OADP will assume that your S3 storage is on AWS. I use MinIO as my S3 server locally but you can use dummy values for things that don't actually apply to your server like region: us-east-1.

Once you create your DataProtectionApplication, OADP will validate the configuration and then create a couple other custom resources including a VolumeSnapshotLocation and a BackupStorageLocation for your S3 server. If you run into issues, make sure that things like your URL and credentials are correct.

Testing Backup and Restore

I started by creating a simple Fedora VM from one of the provided templates and created a single text file in the fedora users home directory with the words "Hello world" in it, just to prove that when I restore it's not just doing something screwy like deploying a new VM from template.

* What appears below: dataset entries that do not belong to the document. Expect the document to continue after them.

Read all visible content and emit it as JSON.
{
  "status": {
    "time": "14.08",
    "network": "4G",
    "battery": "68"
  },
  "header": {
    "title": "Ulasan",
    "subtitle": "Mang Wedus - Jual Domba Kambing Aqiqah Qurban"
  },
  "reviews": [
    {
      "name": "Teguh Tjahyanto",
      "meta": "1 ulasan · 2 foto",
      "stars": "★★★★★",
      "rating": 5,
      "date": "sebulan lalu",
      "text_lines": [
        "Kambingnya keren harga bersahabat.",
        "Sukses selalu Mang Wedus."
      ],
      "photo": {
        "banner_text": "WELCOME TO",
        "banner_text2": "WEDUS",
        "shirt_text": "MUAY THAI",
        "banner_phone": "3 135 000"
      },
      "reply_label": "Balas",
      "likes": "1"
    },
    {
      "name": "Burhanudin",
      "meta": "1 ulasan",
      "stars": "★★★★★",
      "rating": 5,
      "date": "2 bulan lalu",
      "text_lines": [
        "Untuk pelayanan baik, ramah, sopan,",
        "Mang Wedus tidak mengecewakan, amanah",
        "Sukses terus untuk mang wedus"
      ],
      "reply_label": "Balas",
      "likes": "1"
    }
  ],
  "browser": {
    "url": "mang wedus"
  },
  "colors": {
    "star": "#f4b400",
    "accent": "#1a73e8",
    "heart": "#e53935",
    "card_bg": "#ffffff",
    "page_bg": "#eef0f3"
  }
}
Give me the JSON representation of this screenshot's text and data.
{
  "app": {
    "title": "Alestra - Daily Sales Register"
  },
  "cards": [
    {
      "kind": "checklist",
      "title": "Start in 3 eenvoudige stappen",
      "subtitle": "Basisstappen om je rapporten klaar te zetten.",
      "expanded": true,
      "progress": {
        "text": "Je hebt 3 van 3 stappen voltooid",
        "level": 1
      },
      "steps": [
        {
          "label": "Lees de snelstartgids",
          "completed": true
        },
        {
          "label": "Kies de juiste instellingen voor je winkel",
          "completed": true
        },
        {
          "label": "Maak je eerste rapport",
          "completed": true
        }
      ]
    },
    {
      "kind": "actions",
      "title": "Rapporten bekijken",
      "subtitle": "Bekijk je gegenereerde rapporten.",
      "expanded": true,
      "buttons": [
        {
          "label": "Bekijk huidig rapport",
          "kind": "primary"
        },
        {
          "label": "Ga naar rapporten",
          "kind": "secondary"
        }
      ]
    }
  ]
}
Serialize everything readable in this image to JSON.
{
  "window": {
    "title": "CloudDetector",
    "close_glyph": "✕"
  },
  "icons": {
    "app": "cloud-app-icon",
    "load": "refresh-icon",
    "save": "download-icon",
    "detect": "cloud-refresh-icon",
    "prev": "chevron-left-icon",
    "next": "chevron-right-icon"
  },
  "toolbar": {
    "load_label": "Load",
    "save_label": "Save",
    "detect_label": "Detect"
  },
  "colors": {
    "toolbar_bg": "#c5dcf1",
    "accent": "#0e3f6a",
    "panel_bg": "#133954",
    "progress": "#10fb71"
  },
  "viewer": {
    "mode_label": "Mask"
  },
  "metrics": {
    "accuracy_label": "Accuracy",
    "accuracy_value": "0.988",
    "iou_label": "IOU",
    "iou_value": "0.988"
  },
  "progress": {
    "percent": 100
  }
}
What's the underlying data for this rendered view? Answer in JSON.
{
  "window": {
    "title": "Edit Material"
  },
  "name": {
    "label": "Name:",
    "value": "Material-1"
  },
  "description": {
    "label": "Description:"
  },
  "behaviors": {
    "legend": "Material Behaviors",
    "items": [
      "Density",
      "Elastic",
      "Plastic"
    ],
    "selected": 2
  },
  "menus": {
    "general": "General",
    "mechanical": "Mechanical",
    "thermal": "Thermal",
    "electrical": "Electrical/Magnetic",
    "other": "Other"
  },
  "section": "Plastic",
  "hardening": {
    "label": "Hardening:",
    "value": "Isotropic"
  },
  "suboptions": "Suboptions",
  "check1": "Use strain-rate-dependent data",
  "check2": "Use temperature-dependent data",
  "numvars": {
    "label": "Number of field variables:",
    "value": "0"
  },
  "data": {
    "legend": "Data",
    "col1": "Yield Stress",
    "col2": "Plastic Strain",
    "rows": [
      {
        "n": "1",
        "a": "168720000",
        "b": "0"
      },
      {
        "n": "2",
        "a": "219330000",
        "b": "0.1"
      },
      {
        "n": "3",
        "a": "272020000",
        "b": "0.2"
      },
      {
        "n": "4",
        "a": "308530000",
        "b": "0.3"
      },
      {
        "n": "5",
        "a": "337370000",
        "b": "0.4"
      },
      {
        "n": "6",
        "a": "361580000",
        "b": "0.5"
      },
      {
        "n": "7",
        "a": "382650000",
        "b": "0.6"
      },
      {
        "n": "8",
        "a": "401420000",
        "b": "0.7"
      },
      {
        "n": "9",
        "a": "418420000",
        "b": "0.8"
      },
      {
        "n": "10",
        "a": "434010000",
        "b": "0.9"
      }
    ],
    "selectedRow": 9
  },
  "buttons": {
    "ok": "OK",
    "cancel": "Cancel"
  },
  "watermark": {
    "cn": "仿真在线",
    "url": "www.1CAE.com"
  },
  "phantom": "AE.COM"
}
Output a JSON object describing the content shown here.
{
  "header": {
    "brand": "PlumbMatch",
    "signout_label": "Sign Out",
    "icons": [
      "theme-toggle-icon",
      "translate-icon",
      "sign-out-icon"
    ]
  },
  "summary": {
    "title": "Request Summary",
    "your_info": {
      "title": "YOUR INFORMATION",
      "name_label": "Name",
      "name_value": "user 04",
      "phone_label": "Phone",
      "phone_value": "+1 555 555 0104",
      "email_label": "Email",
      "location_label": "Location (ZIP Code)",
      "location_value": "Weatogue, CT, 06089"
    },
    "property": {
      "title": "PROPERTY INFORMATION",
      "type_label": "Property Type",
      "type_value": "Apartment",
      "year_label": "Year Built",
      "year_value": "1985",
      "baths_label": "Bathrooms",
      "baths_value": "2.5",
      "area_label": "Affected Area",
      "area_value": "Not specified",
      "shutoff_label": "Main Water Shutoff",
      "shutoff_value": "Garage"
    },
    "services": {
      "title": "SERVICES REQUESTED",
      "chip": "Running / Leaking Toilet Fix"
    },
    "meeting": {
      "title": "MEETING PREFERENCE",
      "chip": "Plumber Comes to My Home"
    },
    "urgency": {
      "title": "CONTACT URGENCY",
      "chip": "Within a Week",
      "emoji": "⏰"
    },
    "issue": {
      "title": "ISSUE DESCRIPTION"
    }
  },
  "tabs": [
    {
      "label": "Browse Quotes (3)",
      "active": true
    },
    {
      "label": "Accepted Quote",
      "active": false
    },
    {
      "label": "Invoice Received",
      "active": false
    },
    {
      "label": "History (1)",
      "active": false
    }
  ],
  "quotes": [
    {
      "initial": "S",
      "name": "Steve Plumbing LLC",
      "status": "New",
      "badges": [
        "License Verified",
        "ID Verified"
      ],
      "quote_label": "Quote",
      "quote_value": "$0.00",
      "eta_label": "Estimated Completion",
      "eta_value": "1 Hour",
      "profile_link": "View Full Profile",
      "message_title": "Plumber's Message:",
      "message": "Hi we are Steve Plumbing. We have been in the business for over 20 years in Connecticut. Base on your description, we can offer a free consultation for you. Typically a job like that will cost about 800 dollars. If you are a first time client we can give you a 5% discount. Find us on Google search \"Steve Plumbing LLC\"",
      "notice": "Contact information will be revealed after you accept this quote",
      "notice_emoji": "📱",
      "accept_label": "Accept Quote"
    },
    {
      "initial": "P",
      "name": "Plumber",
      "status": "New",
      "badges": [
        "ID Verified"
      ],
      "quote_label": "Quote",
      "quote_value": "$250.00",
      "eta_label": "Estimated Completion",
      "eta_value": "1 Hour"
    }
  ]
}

Then I created a backup of the running VM. Truth be told, it's probably easier to just use CLI to do your backups, eg;

echo "alias velero='oc -n openshift-adp exec deployment/velero -c velero -it -- ./velero'" >> ~/.bash_profile

source ~/.bash_profile

velero create backup test --snapshot-move-data true --snapshot-volumes true --include-namespaces test

With the typical VMware admin in mind, you would accomplish the same thing using the Web UI by navigating to create new > backup and making sure to specify those values by checking the appropriate boxes on the form, eg;

Once you kick off your backup, a few things will happen. One or more volumesnapshots will be created for each PVC in your namespace, a backuprepository will be created, and a dataupload will be created for each PVC in your namespace, which will then spin up a backup pod in the openshift-adp namespace, which will be running a kopia job to copy your block PVC data from your Openshift cluster to your S3 bucket. YMMV, but OADP uploads data to my MinIO server in ~20MB chunks

Once the backup had been completed (only takes a few minutes, these VM templates are only a few GB) I destroyed the VM and made sure the PVC was gone, and then I created a restore task.

Again, you can do this easier with CLI, something like eg;

velero create restore --from-backup test --restore-volumes true

Or you can do so using the Web UI, eg;

Once you kick off the restore, it will create a restore object and a datadownload for each PVC in your namespace. After a few minutes (depending on the size or your VM... like I said, mine was only a few GB) a VM and a PVC was created in my virtualization namespace, the PVC was eventually bound and the VM booted back up.

Success!

Scheduling VM Backups

A one-off backup of a VM is fine, but having regular backups (and perhaps more importantly - testing restores!) is a must for any IT organization for critical VM workloads. A backup schedule in OADP is set up as a cron job, like this:

apiVersion: velero.io/v1
kind: Schedule
metadata:
  name: schedule-virtualization-nightly
  namespace: openshift-adp
spec:
  schedule: 0 0 * * *
  template:
    includedNamespaces:
      - virtualization
    snapshotVolumes: true
    snapshotMoveData: true
    storageLocation: prod-ocp-1

which would run a nightly backup at midnight. Worth noting, cron time on Openshift is expressed in UTC, so you may want to adjust accordingly, eg; midnight Greenwich Mean Time is only 5PM here in Phoenix, AZ so I would use 0 7 * * * for nightly backups at midnight. That's it.